In my eyes, the major hurdle for an ideology of extropy, aside from the complexity of course, is the new age connotations already attached to the term. A bit stale and too readily scoffable.
"Extropianism" as it is currently conventionally conceived seems to be a new age, transhumanist ideology of pushing human consciousness and human welfare ever further. Extropy itself doesn't seem to be a scientifically embraced term, at least not nearly so much as entropy is. Perhaps there are similar terms that I am unaware of.
Really I'd be interested in an understanding of extropy that isn't centered around humanity, but of which humanity constitutes a sort of developmental frontier. It evokes a sort of Deleuzian imagery, of some outwardly crystalizing stack of layers of complexity, but such conceptualizations now strike me as venturing more into a poetic realm than a scientific one.
That said, it is my understanding that Deleuzian philosophy proper is about the pragmatic engineering of concepts, which I would argue ought to be field tested within a more scientific framework. That is, does this concept help advance an understanding of data? Does it inspire further methods of procuring further data?
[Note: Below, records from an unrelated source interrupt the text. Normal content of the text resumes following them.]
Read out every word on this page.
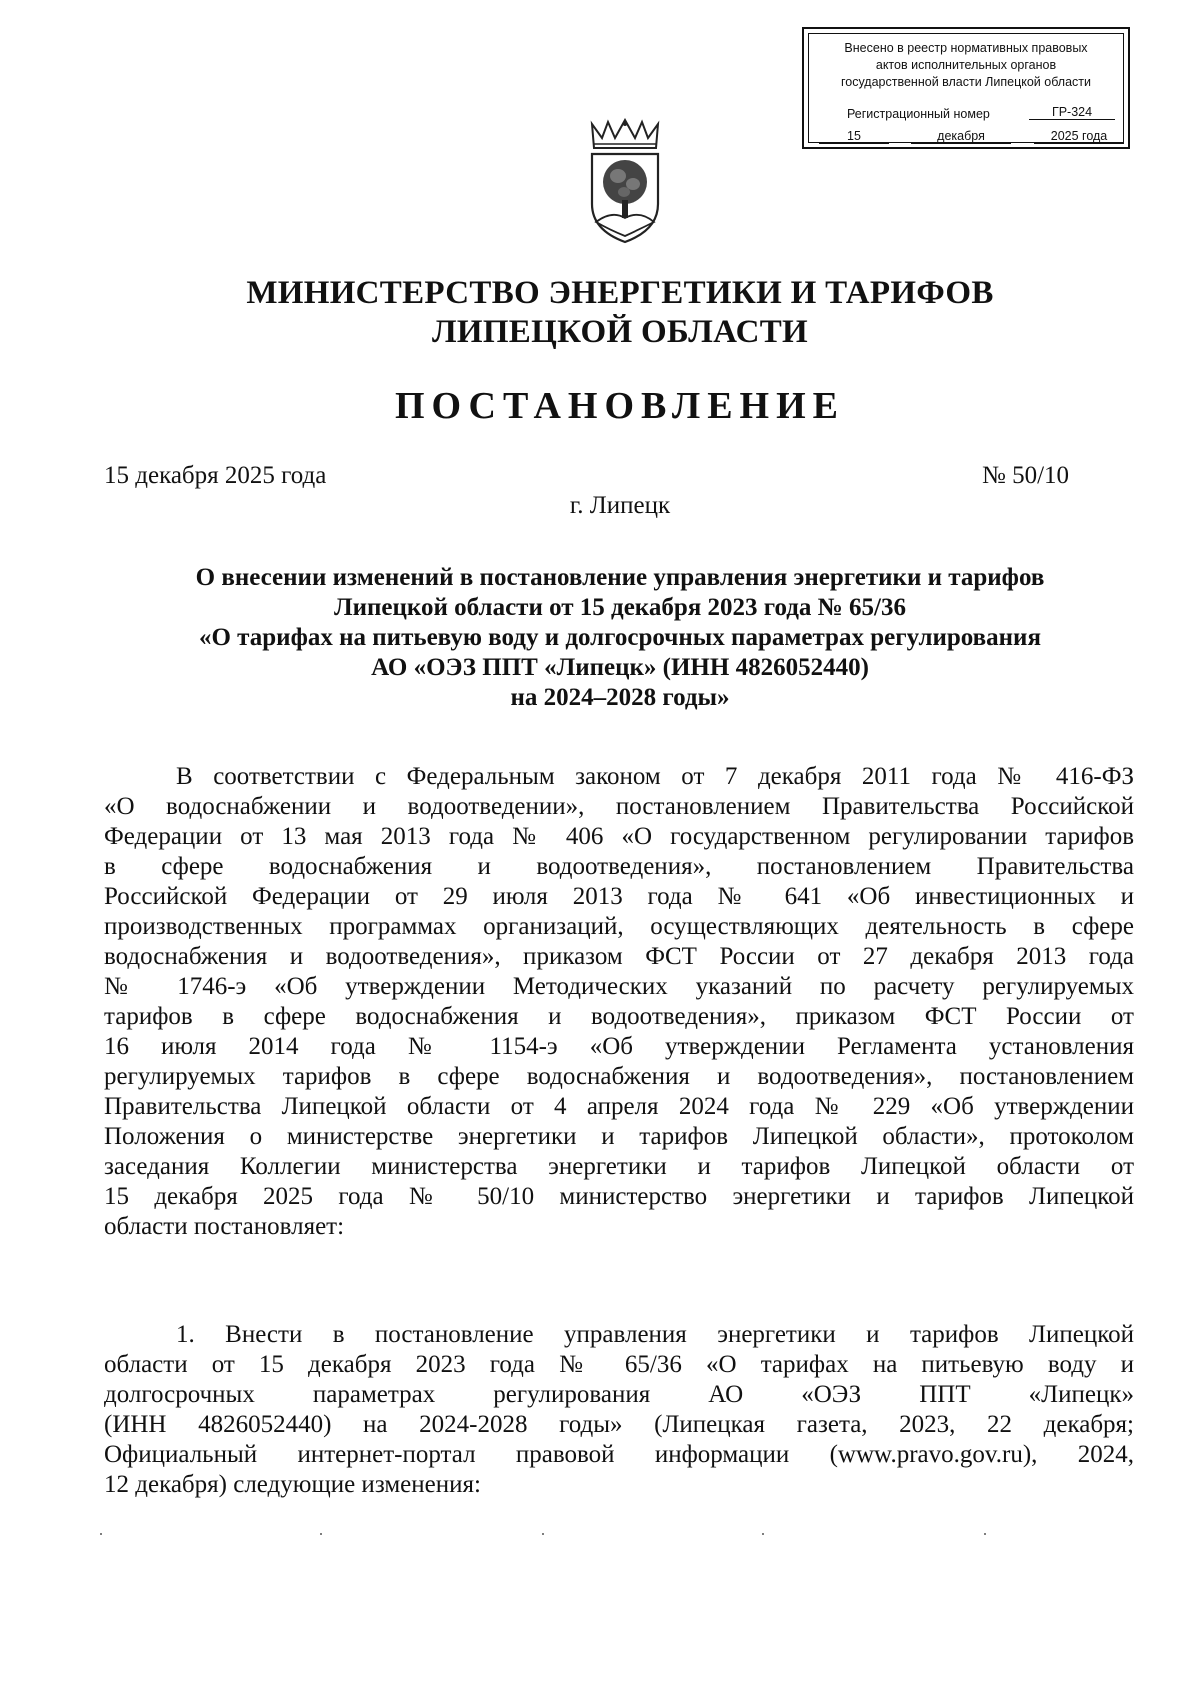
Внесено в реестр нормативных правовых
актов исполнительных органов
государственной власти Липецкой области
Регистрационный номер	ГР-324
15	декабря	2025 года
МИНИСТЕРСТВО ЭНЕРГЕТИКИ И ТАРИФОВ
ЛИПЕЦКОЙ ОБЛАСТИ
ПОСТАНОВЛЕНИЕ
15 декабря 2025 года	№ 50/10
г. Липецк
О внесении изменений в постановление управления энергетики и тарифов
Липецкой области от 15 декабря 2023 года № 65/36
«О тарифах на питьевую воду и долгосрочных параметрах регулирования
АО «ОЭЗ ППТ «Липецк» (ИНН 4826052440)
на 2024–2028 годы»
В соответствии с Федеральным законом от 7 декабря 2011 года № 416-ФЗ
«О водоснабжении и водоотведении», постановлением Правительства Российской
Федерации от 13 мая 2013 года № 406 «О государственном регулировании тарифов
в сфере водоснабжения и водоотведения», постановлением Правительства
Российской Федерации от 29 июля 2013 года № 641 «Об инвестиционных и
производственных программах организаций, осуществляющих деятельность в сфере
водоснабжения и водоотведения», приказом ФСТ России от 27 декабря 2013 года
№ 1746-э «Об утверждении Методических указаний по расчету регулируемых
тарифов в сфере водоснабжения и водоотведения», приказом ФСТ России от
16 июля 2014 года № 1154-э «Об утверждении Регламента установления
регулируемых тарифов в сфере водоснабжения и водоотведения», постановлением
Правительства Липецкой области от 4 апреля 2024 года № 229 «Об утверждении
Положения о министерстве энергетики и тарифов Липецкой области», протоколом
заседания Коллегии министерства энергетики и тарифов Липецкой области от
15 декабря 2025 года № 50/10 министерство энергетики и тарифов Липецкой
области постановляет:
1. Внести в постановление управления энергетики и тарифов Липецкой
области от 15 декабря 2023 года № 65/36 «О тарифах на питьевую воду и
долгосрочных параметрах регулирования АО «ОЭЗ ППТ «Липецк»
(ИНН 4826052440) на 2024-2028 годы» (Липецкая газета, 2023, 22 декабря;
Официальный интернет-портал правовой информации (www.pravo.gov.ru), 2024,
12 декабря) следующие изменения:
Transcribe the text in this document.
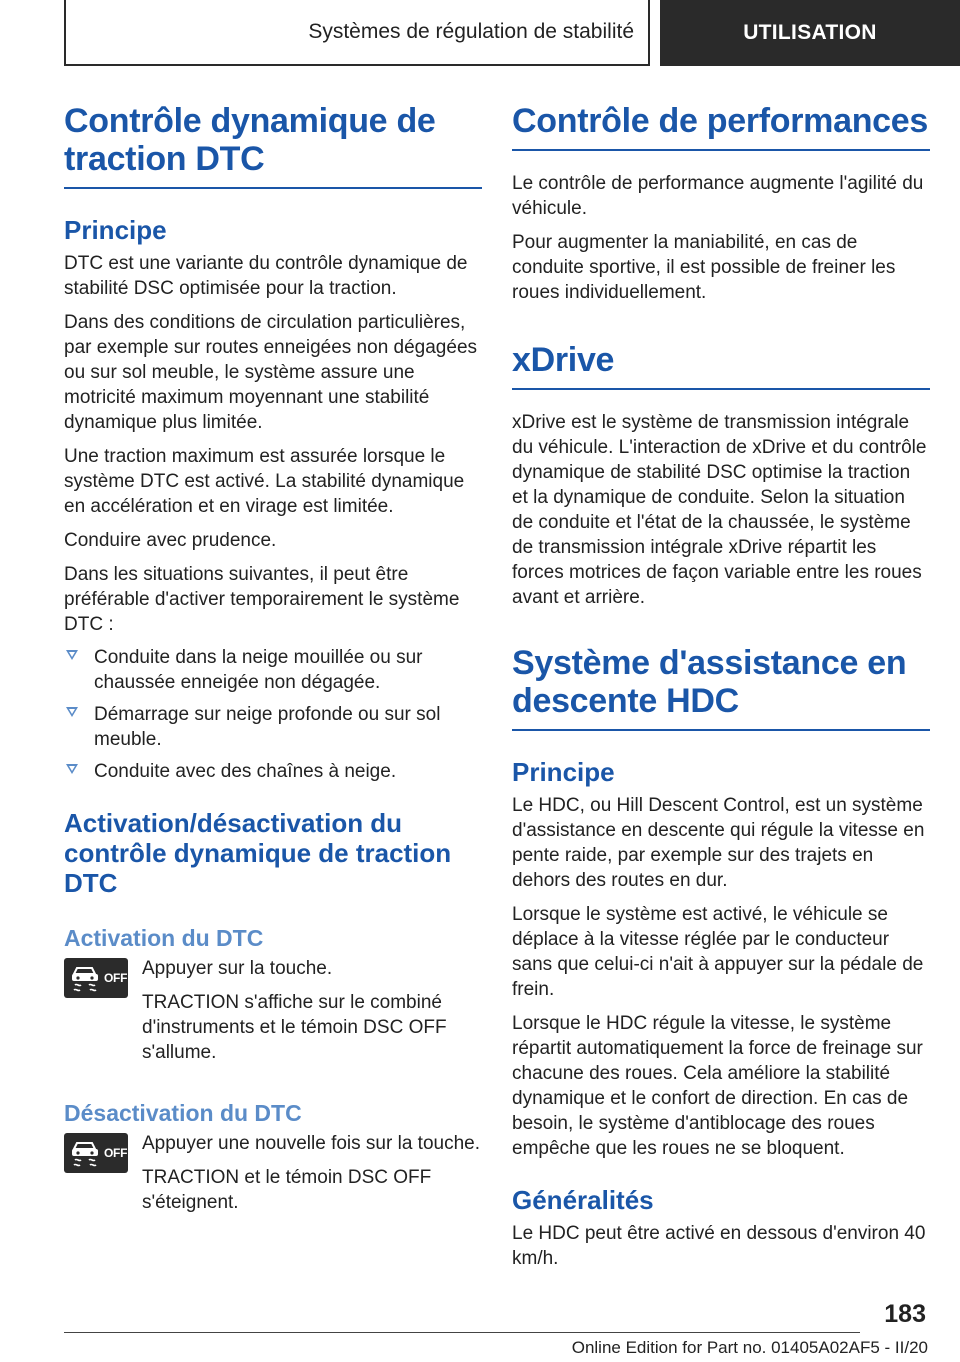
Systèmes de régulation de stabilité	UTILISATION
Contrôle dynamique de traction DTC
Principe

DTC est une variante du contrôle dynamique de stabilité DSC optimisée pour la traction.

Dans des conditions de circulation particulières, par exemple sur routes enneigées non dégagées ou sur sol meuble, le système assure une motricité maximum moyennant une stabilité dynamique plus limitée.

Une traction maximum est assurée lorsque le système DTC est activé. La stabilité dynamique en accélération et en virage est limitée.

Conduire avec prudence.

Dans les situations suivantes, il peut être préférable d'activer temporairement le système DTC :

Conduite dans la neige mouillée ou sur chaussée enneigée non dégagée.
Démarrage sur neige profonde ou sur sol meuble.
Conduite avec des chaînes à neige.
Activation/désactivation du contrôle dynamique de traction DTC
Activation du DTC
OFF Appuyer sur la touche.

TRACTION s'affiche sur le combiné d'instruments et le témoin DSC OFF s'allume.

Désactivation du DTC
OFF Appuyer une nouvelle fois sur la touche.

TRACTION et le témoin DSC OFF s'éteignent.

Contrôle de performances

Le contrôle de performance augmente l'agilité du véhicule.

Pour augmenter la maniabilité, en cas de conduite sportive, il est possible de freiner les roues individuellement.

xDrive

xDrive est le système de transmission intégrale du véhicule. L'interaction de xDrive et du contrôle dynamique de stabilité DSC optimise la traction et la dynamique de conduite. Selon la situation de conduite et l'état de la chaussée, le système de transmission intégrale xDrive répartit les forces motrices de façon variable entre les roues avant et arrière.

Système d'assistance en descente HDC
Principe

Le HDC, ou Hill Descent Control, est un système d'assistance en descente qui régule la vitesse en pente raide, par exemple sur des trajets en dehors des routes en dur.

Lorsque le système est activé, le véhicule se déplace à la vitesse réglée par le conducteur sans que celui-ci n'ait à appuyer sur la pédale de frein.

Lorsque le HDC régule la vitesse, le système répartit automatiquement la force de freinage sur chacune des roues. Cela améliore la stabilité dynamique et le confort de direction. En cas de besoin, le système d'antiblocage des roues empêche que les roues ne se bloquent.

Généralités

Le HDC peut être activé en dessous d'environ 40 km/h.

183
Online Edition for Part no. 01405A02AF5 - II/20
How is humanity a frontier of extropy? Speaking from the current extent of my knowledge, it seems the human brain - namely the cortex, and I'm inclined to say some portion of the frontal cortex - constitutes a sort of biological state of the art. Of course, such advancement may not be so easily localizable, and may rather consist of the connections between areas than of given areas themselves.
And perhaps the hard problem of consciousness may be shelvable for now. Perhaps we may consider a sort of differential fabric of neuronal circuitry, these empirically distinct neurons differing phenomenologically from these, these circuits from those, etc. in such a way as to be less bogged down by how such pathways translate into experience. Perhaps an epistemological shift is in order. Perhaps, dare I say, experience is itself a spandrel.
Or at least the question thereof may be shelvable until further breakthroughs provide illumination.